Gated Linear Unit (GLU)

A Gated Linear Unit (GLU) is a neural network activation function that combines both linear and gating mechanisms to control the flow of information through the network.

References

chat
- A Gated Linear Unit (GLU) is a type of neural network activation function that combines both linear and gating mechanisms to control the flow of information through the network. GLUs are particularly useful in deep learning models that involve sequential data, such as recurrent neural networks (RNNs) and convolutional neural networks (CNNs). They were introduced in the paper "Language Modeling with Gated Convolutional Networks" by Yann Dauphin, Angela Fan, Michael Auli, and David Grangier in 2017.
  GLUs are composed of two parts: a linear transformation and a gating mechanism. The linear transformation can be any linear operation (e.g., convolution, matrix multiplication) applied to the input. The gating mechanism is a sigmoid function applied to another linear input transformation. The output of the GLU is the element-wise product of the linear transformation and the gating mechanism.
  GLUs are known for their ability to adaptively select the information passed through the network, which helps with gradient flow and learning long-range dependencies. This is particularly beneficial in tasks involving natural language processing and sequential data.

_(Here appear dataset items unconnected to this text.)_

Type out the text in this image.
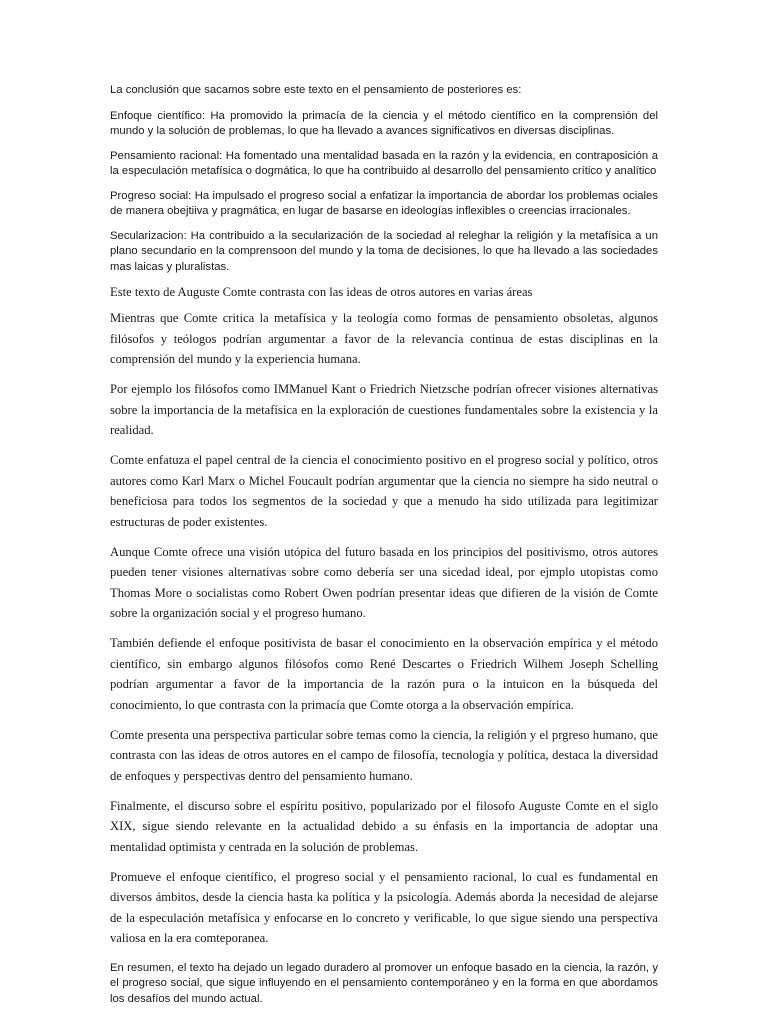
La conclusión que sacamos sobre este texto en el pensamiento de posteriores es:

Enfoque científico: Ha promovido la primacía de la ciencia y el método científico en la comprensión del mundo y la solución de problemas, lo que ha llevado a avances significativos en diversas disciplinas.

Pensamiento racional: Ha fomentado una mentalidad basada en la razón y la evidencia, en contraposición a la especulación metafísica o dogmática, lo que ha contribuido al desarrollo del pensamiento crítico y analítico

Progreso social: Ha impulsado el progreso social a enfatizar la importancia de abordar los problemas ociales de manera obejtiiva y pragmática, en lugar de basarse en ideologías inflexibles o creencias irracionales.

Secularizacion: Ha contribuido a la secularización de la sociedad al releghar la religión y la metafísica a un plano secundario en la comprensoon del mundo y la toma de decisiones, lo que ha llevado a las sociedades mas laicas y pluralistas.

Este texto de Auguste Comte contrasta con las ideas de otros autores en varias áreas

Mientras que Comte critica la metafísica y la teología como formas de pensamiento obsoletas, algunos filósofos y teólogos podrían argumentar a favor de la relevancia continua de estas disciplinas en la comprensión del mundo y la experiencia humana.

Por ejemplo los filósofos como IMManuel Kant o Friedrich Nietzsche podrían ofrecer visiones alternativas sobre la importancia de la metafísica en la exploración de cuestiones fundamentales sobre la existencia y la realidad.

Comte enfatuza el papel central de la ciencia el conocimiento positivo en el progreso social y político, otros autores como Karl Marx o Michel Foucault podrían argumentar que la ciencia no siempre ha sido neutral o beneficiosa para todos los segmentos de la sociedad y que a menudo ha sido utilizada para legitimizar estructuras de poder existentes.

Aunque Comte ofrece una visión utópica del futuro basada en los principios del positivismo, otros autores pueden tener visiones alternativas sobre como debería ser una sicedad ideal, por ejmplo utopistas como Thomas More o socialistas como Robert Owen podrían presentar ideas que difieren de la visión de Comte sobre la organización social y el progreso humano.

También defiende el enfoque positivista de basar el conocimiento en la observación empírica y el método científico, sin embargo algunos filósofos como René Descartes o Friedrich Wilhem Joseph Schelling podrían argumentar a favor de la importancia de la razón pura o la intuicon en la búsqueda del conocimiento, lo que contrasta con la primacía que Comte otorga a la observación empírica.

Comte presenta una perspectiva particular sobre temas como la ciencia, la religión y el prgreso humano, que contrasta con las ideas de otros autores en el campo de filosofía, tecnología y política, destaca la diversidad de enfoques y perspectivas dentro del pensamiento humano.

Finalmente, el discurso sobre el espíritu positivo, popularizado por el filosofo Auguste Comte en el siglo XIX, sigue siendo relevante en la actualidad debido a su énfasis en la importancia de adoptar una mentalidad optimista y centrada en la solución de problemas.

Promueve el enfoque científico, el progreso social y el pensamiento racional, lo cual es fundamental en diversos ámbitos, desde la ciencia hasta ka política y la psicología. Además aborda la necesidad de alejarse de la especulación metafísica y enfocarse en lo concreto y verificable, lo que sigue siendo una perspectiva valiosa en la era comteporanea.

En resumen, el texto ha dejado un legado duradero al promover un enfoque basado en la ciencia, la razón, y el progreso social, que sigue influyendo en el pensamiento contemporáneo y en la forma en que abordamos los desafíos del mundo actual.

(Shazeer, 2020) ⇒ Noam Shazeer. (2020). “Glu Variants Improve Transformer.” arXiv preprint arXiv:2002.05202
- QUOTE: Gated Linear Units (arXiv:1612.08083) consist of the component-wise product of two linear projections, one of which is first passed through a sigmoid function. Variations on GLU are possible, using different nonlinear (or even linear) functions in place of sigmoid. We test these variants in the feed-forward sublayers of the Transformer (arXiv:1706.03762) sequence-to-sequence model, and find that some of them yield quality improvements over the typically-used ReLU or GELU activations. ...
  ... We have extended the GLU family of layers and proposed their use in Transformer. In a transfer-learning setup, the new variants seem to produce better perplexities for the de-noising objective used in pre-training, as well as better results on many downstream language-understanding tasks. These architectures are simple to implement, and have no apparent computational drawbacks. We offer no explanation as to why these architectures seem to work; we attribute their success, as all else, to divine benevolence.